Background: Recent findings suggest that production of pro-inflammatory cytokines, such as Tumour Necrosis Factor-alpha (TNF-α), is increased in the brain tissue of patients suffering late-onset Alzheimer's disease (LOAD) and play an important role in the pathogenesis of this disease. Several epidemiological studies also suggest that patients taking anti-inflammatory drugs have a decreased risk of developing AD. TNF-α is an important pro inflammatory cytokine that is unregulated in Alzheimer's patients. Functional polymorphisms in tumor necrosis factor alpha (TNF-α) can affect immune response, inflammation, tissue injury and possibly the susceptibility to Alzheimer disease (AD).
Methods: We used the polymorphic DNA markers (-308G/A) and (-863C/A) to study the association of TNF-α gene mutations with Late-onset Alzheimer's disease (LOAD) and the relation between clinical features and genotypes in affected individuals. A total of 160 patient samples and 163 healthy controls from west northern Iran (Eastern Azerbaijan) were genotyped for the two polymorphisms by the PCR-RFLP method and genotype frequencies were statistically determined.

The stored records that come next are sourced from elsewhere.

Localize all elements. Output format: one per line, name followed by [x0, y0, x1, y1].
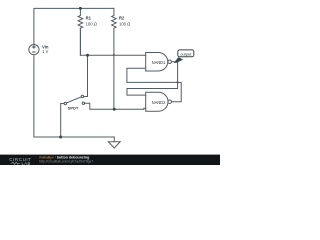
ground GND stub	[113, 137, 115, 142]
svg-text:makaByv / button debouncing: makaByv / button debouncing	[39, 155, 89, 159]
svg-text:NAND2: NAND2	[152, 100, 166, 105]
svg-text:LAB: LAB	[22, 161, 31, 165]
wire NAND1 output node	[171, 61, 177, 63]
voltage source plus sign	[32, 45, 35, 48]
wire NAND1 out to NAND2 input A (feedback)	[127, 62, 178, 95]
NAND gate U2 NAND2 body	[146, 92, 168, 111]
wire upper throw to node A	[84, 55, 88, 96]
junction dot lower wire R2	[113, 108, 116, 111]
voltage source minus sign	[32, 51, 35, 53]
junction dot bottom rail switch pole	[59, 136, 62, 139]
svg-text:R1: R1	[86, 16, 92, 21]
junction crossing smudge feedback wires	[177, 81, 179, 83]
svg-text:NAND1: NAND1	[152, 60, 166, 65]
wire left rail	[34, 55, 114, 137]
wire top rail	[34, 8, 114, 44]
wire R1 to NAND1 input A	[80, 28, 145, 55]
switch SW1 upper throw contact	[81, 95, 83, 97]
wire switch pole	[61, 104, 64, 138]
switch SW1 SPDT pole contact	[64, 102, 66, 104]
svg-text:R2: R2	[119, 16, 125, 21]
svg-text:http://circuitlab.com/cyh7a293: http://circuitlab.com/cyh7a29379ge7	[39, 160, 93, 164]
svg-text:100 Ω: 100 Ω	[119, 21, 130, 26]
output flag label box	[178, 50, 194, 57]
NAND1 output bubble	[168, 60, 172, 64]
switch SW1 lever	[66, 97, 81, 103]
resistor R2	[112, 8, 117, 109]
switch SW1 lower throw contact	[82, 102, 84, 104]
svg-text:1 V: 1 V	[42, 49, 48, 54]
resistor R1	[78, 8, 83, 55]
svg-text:output: output	[180, 52, 192, 57]
wire lower throw to NAND2 input B	[85, 103, 146, 109]
NAND gate U1 NAND1 body	[146, 53, 168, 72]
output flag arrow	[174, 57, 183, 63]
junction dot R1 top rail	[79, 7, 82, 10]
svg-text:100 Ω: 100 Ω	[86, 21, 97, 26]
logo zigzag	[11, 162, 21, 164]
voltage source V1 Vin	[29, 45, 39, 55]
ground GND triangle	[108, 142, 120, 148]
svg-text:SPDT: SPDT	[68, 106, 79, 111]
wire NAND2 out to NAND1 input B (feedback)	[127, 68, 181, 102]
junction dot R2 crossing smudge	[113, 54, 115, 56]
footer black bar	[0, 155, 220, 165]
junction dot node A on NAND1 input wire	[86, 54, 89, 57]
NAND2 output bubble	[168, 100, 172, 104]
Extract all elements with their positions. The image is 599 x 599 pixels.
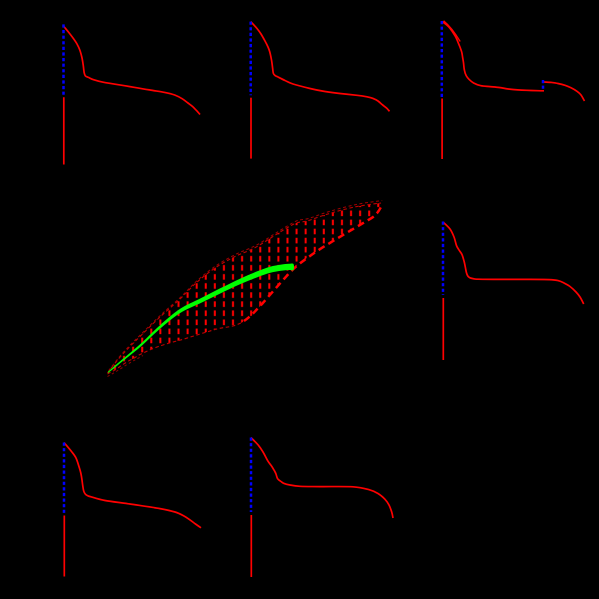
inset middle-right: red vertical line xyxy=(442,298,444,360)
inset top-left: red vertical line xyxy=(63,97,65,164)
lower boundary: bright steep section xyxy=(244,207,381,321)
inset middle-right: blue dotted vertical line xyxy=(442,222,445,296)
central wedge region: hatch fill xyxy=(108,203,382,374)
inset top-left: blue dotted vertical line xyxy=(62,24,65,95)
inset top-right: tail curve after jump xyxy=(544,82,585,101)
inset top-middle: blue dotted vertical line xyxy=(249,22,252,96)
upper boundary: parallel dotted companion xyxy=(109,201,383,371)
inset top-right: small blue dotted jump xyxy=(542,80,545,91)
upper boundary: dark dashed line xyxy=(108,203,382,373)
inset top-right: blue dotted vertical line xyxy=(441,21,444,98)
lower boundary: dark dashed line xyxy=(108,323,243,375)
lower boundary: faint companion near tip xyxy=(108,356,144,377)
green tapered curve xyxy=(108,264,294,374)
inset bottom-middle: red front profile curve xyxy=(251,438,393,519)
inset bottom-left: blue dotted vertical line xyxy=(63,443,66,514)
inset bottom-left: red front profile curve xyxy=(64,443,201,528)
inset bottom-middle: blue dotted vertical line xyxy=(250,438,253,513)
inset top-right: doubled strand at start xyxy=(444,21,461,42)
inset top-middle: red front profile curve xyxy=(251,22,390,112)
inset top-right: red vertical line xyxy=(441,99,443,160)
inset bottom-left: red vertical line xyxy=(63,516,65,577)
inset middle-right: red front profile curve xyxy=(443,222,584,304)
inset top-right: red front profile curve xyxy=(442,21,544,90)
inset top-middle: red vertical line xyxy=(250,98,252,159)
inset top-left: red front profile curve xyxy=(64,26,201,115)
inset bottom-middle: red vertical line xyxy=(250,515,252,577)
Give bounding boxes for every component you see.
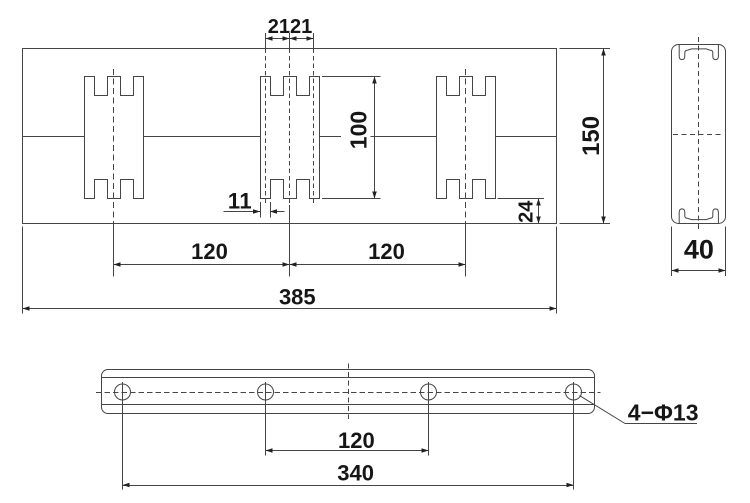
side view vertical centerline	[698, 37, 700, 232]
block 1 centerline	[113, 69, 115, 222]
svg-text:340: 340	[337, 460, 374, 485]
dimension 100	[322, 77, 381, 199]
block 1 castellated clamp outline	[85, 77, 144, 199]
svg-text:150: 150	[578, 116, 605, 156]
block 2 slot extension lines	[266, 33, 314, 277]
front view plate outline	[23, 49, 557, 224]
dimension 150	[560, 49, 611, 224]
block 2 slot centerlines dashed	[266, 49, 314, 206]
hole 3 phi 13	[421, 384, 437, 400]
side view bottom groove profile	[679, 209, 718, 223]
side view outline	[672, 45, 726, 224]
svg-text:40: 40	[684, 235, 714, 265]
side view horizontal mid dashed line	[673, 134, 724, 136]
dimension 120 bottom	[266, 428, 429, 453]
bottom view bar outline	[102, 370, 595, 414]
svg-text:120: 120	[368, 239, 405, 264]
dimension 385	[23, 227, 557, 314]
dimension 11	[224, 189, 285, 218]
dimension 21 21	[266, 16, 314, 41]
hole 1 phi 13	[115, 384, 131, 400]
block 3 castellated clamp outline	[437, 77, 496, 199]
hole 4 phi 13	[566, 384, 582, 400]
svg-text:11: 11	[228, 189, 252, 214]
svg-text:385: 385	[279, 285, 316, 310]
hole extension lines	[123, 382, 574, 490]
bottom view horizontal dashed centerline	[96, 392, 601, 394]
dimension 120 120	[114, 239, 466, 267]
block 3 centerline	[465, 69, 467, 222]
dimension 24	[498, 199, 545, 224]
svg-text:4−Φ13: 4−Φ13	[628, 400, 699, 426]
bottom view inner bottom edge line	[102, 404, 595, 406]
leader line 4-phi-13	[580, 396, 699, 426]
svg-text:2121: 2121	[268, 16, 313, 38]
side view top groove profile	[679, 45, 718, 60]
dimension 40	[672, 227, 726, 277]
svg-text:100: 100	[346, 111, 372, 149]
svg-text:120: 120	[338, 428, 375, 453]
bottom view vertical centerline	[348, 364, 350, 420]
svg-text:120: 120	[191, 239, 228, 264]
dimension 340 bottom	[123, 460, 574, 487]
svg-text:24: 24	[515, 200, 537, 223]
block 2 castellated clamp outline	[261, 77, 320, 199]
plate horizontal mid line	[23, 136, 557, 138]
hole 2 phi 13	[258, 384, 274, 400]
bottom view inner top edge line	[102, 377, 595, 379]
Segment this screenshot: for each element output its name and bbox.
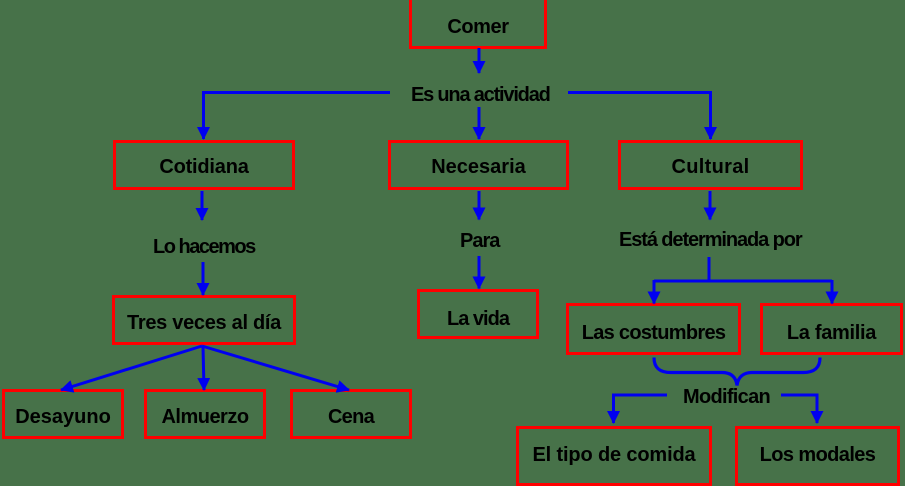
box El tipo de comida (516, 426, 712, 486)
arrow fan center to Almuerzo (203, 346, 204, 390)
box Cotidiana (113, 140, 295, 190)
arrow Cotidiana to Lo hacemos (201, 191, 204, 220)
wire right horizontal with arrow into Cultural (568, 93, 711, 140)
arrow Es una actividad to Necesaria (478, 107, 481, 139)
arrow split into Las costumbres (653, 280, 656, 304)
box Cultural (618, 140, 803, 190)
arrow fan left to Desayuno (61, 346, 202, 390)
arrow Lo hacemos to Tres veces al dia (202, 262, 205, 295)
box La vida (417, 289, 539, 339)
label Esta determinada por (619, 229, 802, 252)
box Desayuno (2, 389, 124, 439)
wire Modifican left with arrow into El tipo de comida (614, 395, 668, 423)
arrow Para to La vida (478, 256, 481, 289)
arrow Cultural to Esta determinada por (709, 191, 712, 220)
arrow Comer to Es una actividad (478, 48, 481, 73)
arrow Necesaria to Para (478, 191, 481, 220)
box La familia (760, 303, 903, 355)
label Lo hacemos (153, 236, 255, 259)
box Las costumbres (566, 303, 741, 355)
label Modifican (683, 386, 770, 409)
box Comer (409, 0, 547, 49)
box Tres veces al dia (112, 295, 296, 345)
wire split from Esta determinada por (654, 257, 709, 281)
label Es una actividad (411, 84, 550, 107)
box Cena (290, 389, 412, 439)
box Los modales (735, 426, 900, 486)
label Para (460, 230, 499, 253)
wire left horizontal with arrow into Cotidiana (204, 93, 391, 140)
arrow split into La familia (831, 280, 834, 304)
curly brace under Las costumbres and La familia (654, 358, 820, 386)
arrow fan right to Cena (202, 346, 349, 390)
box Necesaria (388, 140, 569, 190)
wire Modifican right with arrow into Los modales (781, 395, 817, 423)
box Almuerzo (144, 389, 266, 439)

Results: Our data showed significant difference in TNF-α-308 G/A genotype and pro inflammatory cytokine allele frequencies between the Alzheimer disease patients and healthy subjects. Contrary to that, no significant difference was observed in TNF-α-863 C/A genotype and allele frequencies between these two groups.
Conclusions: TNF-α-308 G/A gene polymorphism could affect cerebral inflammatory response and the risk of late-onset Alzheimer disease but -863 C/A polymorphism does not influence the risk of this disease and this possible association between TNF-α -308G/A and -863C/A gene polymorphisms have to be further elucidated in larger case control studies.
Keywords: -308G/A; -863C/A; Alzheimer; PCR-RFLP; Polymorphism; TNF- α; β-Amyloid.